Through these inherited memories, Mark saw the truth of the House of Lightborn. They were unique among the nobility—a house defined not by bloodlines, but by pure, unadulterated combat. Succession wasn't a birthright; it was a trophy earned through strength. The Patriarch maintained a primary wife and countless concubines to ensure a constant supply of "candidates." Thaddeus was merely the product of one such fleeting union. His mother had handed him over to the House, collected her gold, and vanished without a second glance.
In the House of Lightborn, talent was the only currency. If a genius appeared among commoners, they were absorbed through adoption or marriage to strengthen the lineage.
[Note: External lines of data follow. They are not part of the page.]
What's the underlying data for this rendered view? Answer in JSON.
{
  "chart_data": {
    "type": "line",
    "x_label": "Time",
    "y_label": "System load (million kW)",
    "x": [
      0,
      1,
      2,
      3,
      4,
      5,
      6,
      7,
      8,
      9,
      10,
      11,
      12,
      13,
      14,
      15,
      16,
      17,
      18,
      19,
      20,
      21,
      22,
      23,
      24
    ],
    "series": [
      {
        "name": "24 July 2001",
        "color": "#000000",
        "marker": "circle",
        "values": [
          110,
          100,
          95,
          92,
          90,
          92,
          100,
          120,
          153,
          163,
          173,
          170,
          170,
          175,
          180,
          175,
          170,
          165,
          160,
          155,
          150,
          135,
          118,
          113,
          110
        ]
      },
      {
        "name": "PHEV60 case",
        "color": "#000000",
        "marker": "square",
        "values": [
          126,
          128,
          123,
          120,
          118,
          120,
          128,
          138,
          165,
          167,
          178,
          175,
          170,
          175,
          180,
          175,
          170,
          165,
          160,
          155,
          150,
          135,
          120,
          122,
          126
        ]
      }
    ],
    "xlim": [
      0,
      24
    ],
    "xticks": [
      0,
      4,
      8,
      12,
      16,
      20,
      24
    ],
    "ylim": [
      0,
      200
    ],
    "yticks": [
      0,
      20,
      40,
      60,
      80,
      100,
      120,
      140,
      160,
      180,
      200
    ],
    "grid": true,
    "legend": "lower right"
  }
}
This was the very mechanism that had eventually allowed Colin, the protagonist, to usurp Thaddeus's place.
Thaddeus's early upbringing had been a brutal forge of etiquette, history, and weapon mastery. It was here that his innate genius had first manifested. He possessed a pair of extraordinary crimson eyes—The Mimic Eyes—a unique trait that allowed him to mimic any movement or technique after seeing it just once. In the heat of battle, he could dissect an opponent's patterns and flaws within seconds. What took his peers months of grueling practice, Thaddeus could replicate perfectly on his first attempt. This effortless brilliance fed a monstrous ego, birthing an arrogant noble who couldn't even conceive of the word "defeat."
With his striking appearance—piercing red eyes and snow-white hair—Thaddeus became a prodigy of the high nobility. This prestige led to his engagement at age eleven to Anastasia, the youngest daughter of the powerful Duke Bismarck. However, the structured training of the House of Lightborn ended abruptly on his twelfth birthday.
From that day forward, the House granted each child absolute freedom, monitored only by a "Shadow Butler"—a secret observer who reported every move back to the Patriarch. This was the House's true crucible: what would a wolf do when the leash was cut? Would they hunt, or would they rot? As long as they didn't tarnish the family name publicly, the House remained silent. But the price of public failure was exile or execution.
Thaddeus failed the test spectacularly. Drowned in praise and secured by the Lightborn-Bismarck alliance, he assumed his future as heir was a finished book. He abandoned the training grounds for social balls, wasting his youth among idle "spare" sons who had no claim to their own legacies. By sixteen, his growth had hit a dead end. He relied solely on his photographic memory for theory and his Mimic Eyes to fake his way through duels. Even at the Academy, he remained among the elite—a hollow king of easy victories.
That fragile crown shattered in his second year, the moment Colin enrolled as a freshman.